Il s’agit d’une première en France qui sera mise en œuvre à la fin de cette année à l’occasion de la rentrée des étudiants en diplôme d’études supérieures de notariat.
La formation des notaires, partie intégrante de l’histoire du notariat
L’histoire du notariat français est celle d’une unification progressive des notariats du sud et du nord de la France et d’une reconnaissance, sur plusieurs siècles, d’un pouvoir : celui de sceller des conventions au nom des autorités et de leur conférer l’authenticité attachée aux actes publics. C’est aussi celle de l’organisation d’une communauté et d’une profession autour de devoirs et d’obligations déontologiques, réglementée autant par elle-même que par l’autorité publique. Mais c’est également celle de l’évolution de la formation des notaires.
Comme l’avait montré le professeur Jean Hilaire (La Science des notaires : une longue histoire, 2000, PUF) et tel que le rappelle le précis Histoire du notariat et du droit notarial en France du professeur Franck Roumy et de Me Philippe Caillé qui vient d’être publié aux éditions Defrénois, la formation des notaires est restée pendant longtemps essentiellement fondée sur l’apprentissage et le stage.
Des écoles de notariat créées par certaines chambres de notaires se sont localement développées au cours du XIXe siècle et ce n’est qu’en 1905 qu’elles ont été placées sous la tutelle du ministre de la Justice. Mais il n’était pas nécessaire de suivre leur cursus, ou même d’avoir un diplôme de droit, pour devenir notaire.
Il a fallu attendre le décret n° 73-609 du 5 juillet 1973 pour qu’une maîtrise en droit soit exigée, ou un équivalent reconnu, avant de s’engager dans une formation sanctionnée par un diplôme permettant d’accéder aux fonctions de notaire. Ce diplôme était délivré à la suite d’un parcours alliant en alternance un stage au sein d’un office notarial et un enseignement théorique délivré soit par un centre régional de formation (on parlait de « voie professionnelle »), soit par une université de droit (la « voie universitaire »).

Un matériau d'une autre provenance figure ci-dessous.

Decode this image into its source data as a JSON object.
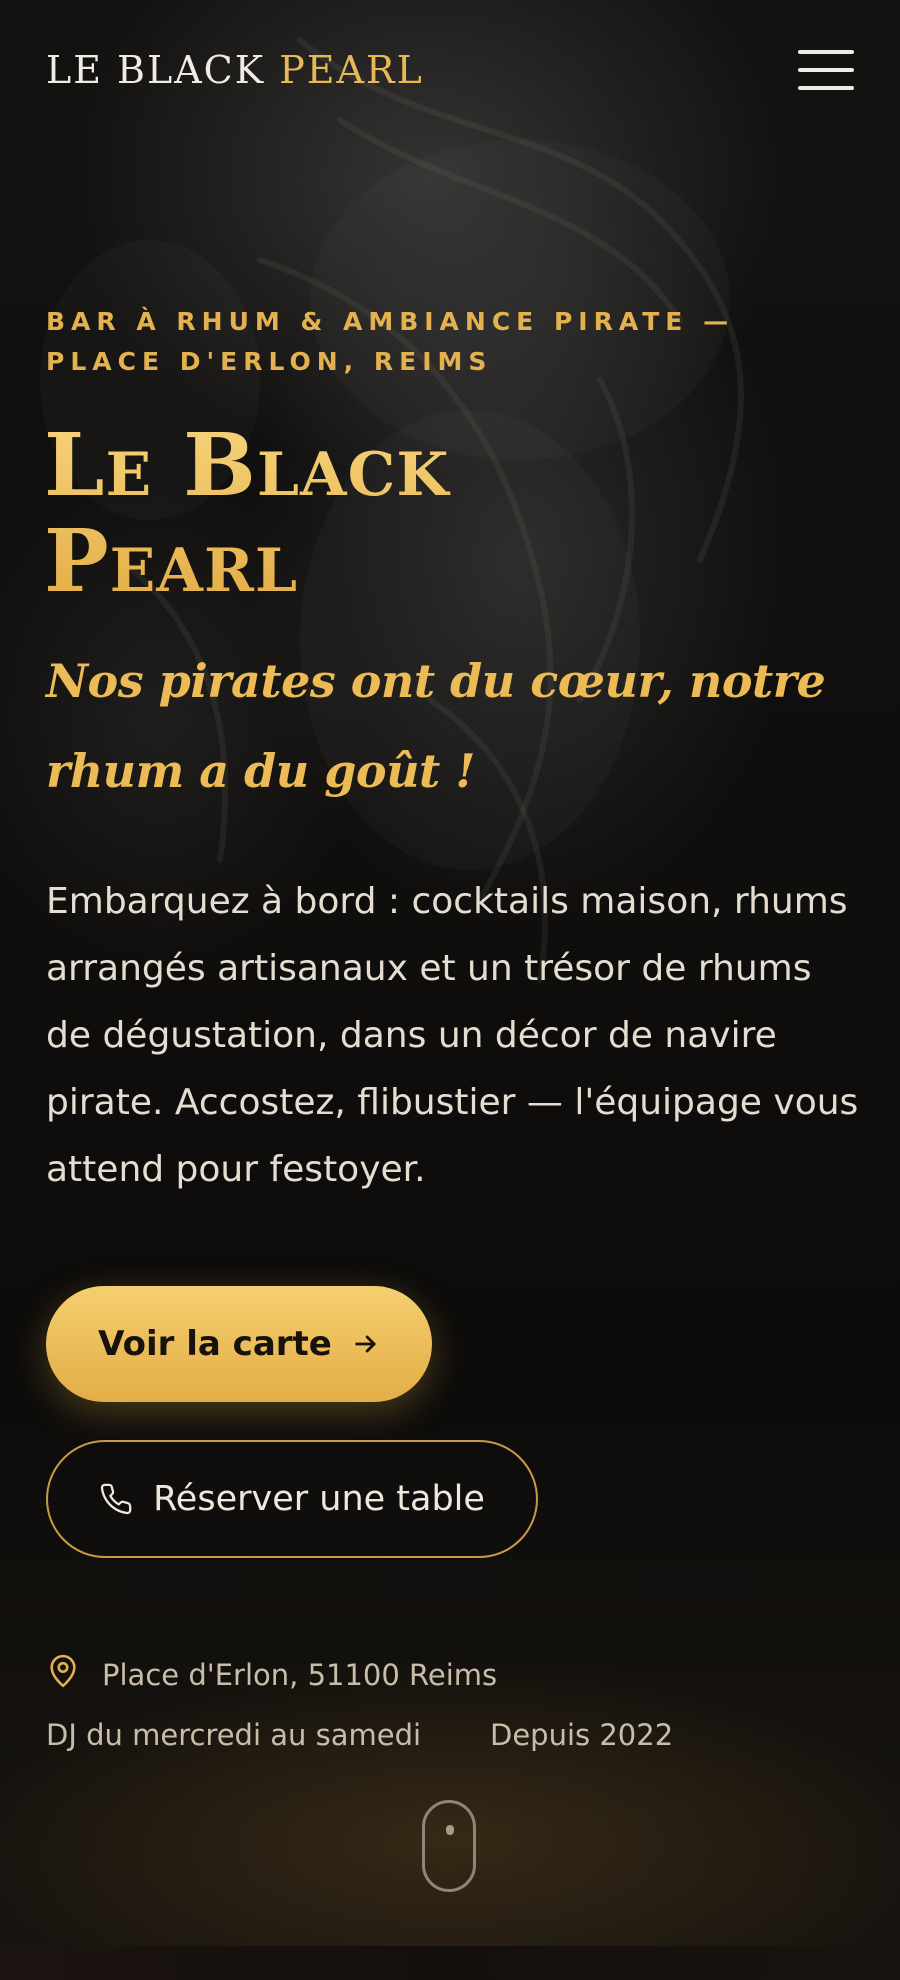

Plusieurs textes récents ont simplifié ce système. Ainsi, le décret n° 2018-659 du 25 juillet 2018 a fusionné au sein d’un organisme unique, l’Institut national des formations notariales (INFN), les compétences en matière de formation initiale ou continue des notaires et des collaborateurs des offices, puis le décret n° 2022-1298 du 7 octobre 2022 a unifié les voies d’accès aux fonctions de notaire par la création d’un diplôme d’État désormais unique, le diplôme d’études supérieures de notariat (DESN). Celui-ci est délivré à l’issue d’un enseignement conjointement assuré par l’université et la profession.
On retrouve ainsi dans l’évolution de la formation des futurs notaires les mêmes mouvements de renforcement du rôle de la profession et d’unification qui ont marqué l’histoire du notariat.
Mais c’est un arrêté du 5 juillet 2023, pris pour l’application du décret du 7 octobre 2022 et entré en vigueur le 1er septembre dernier, qui crée aujourd’hui l’événement.
L’histoire du notariat, partie intégrante de la formation des notaires
Ce texte définit en effet le contenu de l’enseignement qui doit conduire à la délivrance du DESN. Il développe trois volets qui correspondent aux trois visages professionnels du notaire : l’officier public, l’expert juridique et le chef d’entreprise.
Le premier volet correspond à 85 heures d’enseignement. Il porte sur l’authenticité et l’acte notarié, la déontologie, la responsabilité notariale, la lutte contre le blanchiment des capitaux, le tarif et la comptabilité notariale, l’utilisation des outils numériques, les instances professionnelles et… l’ « histoire de la profession ».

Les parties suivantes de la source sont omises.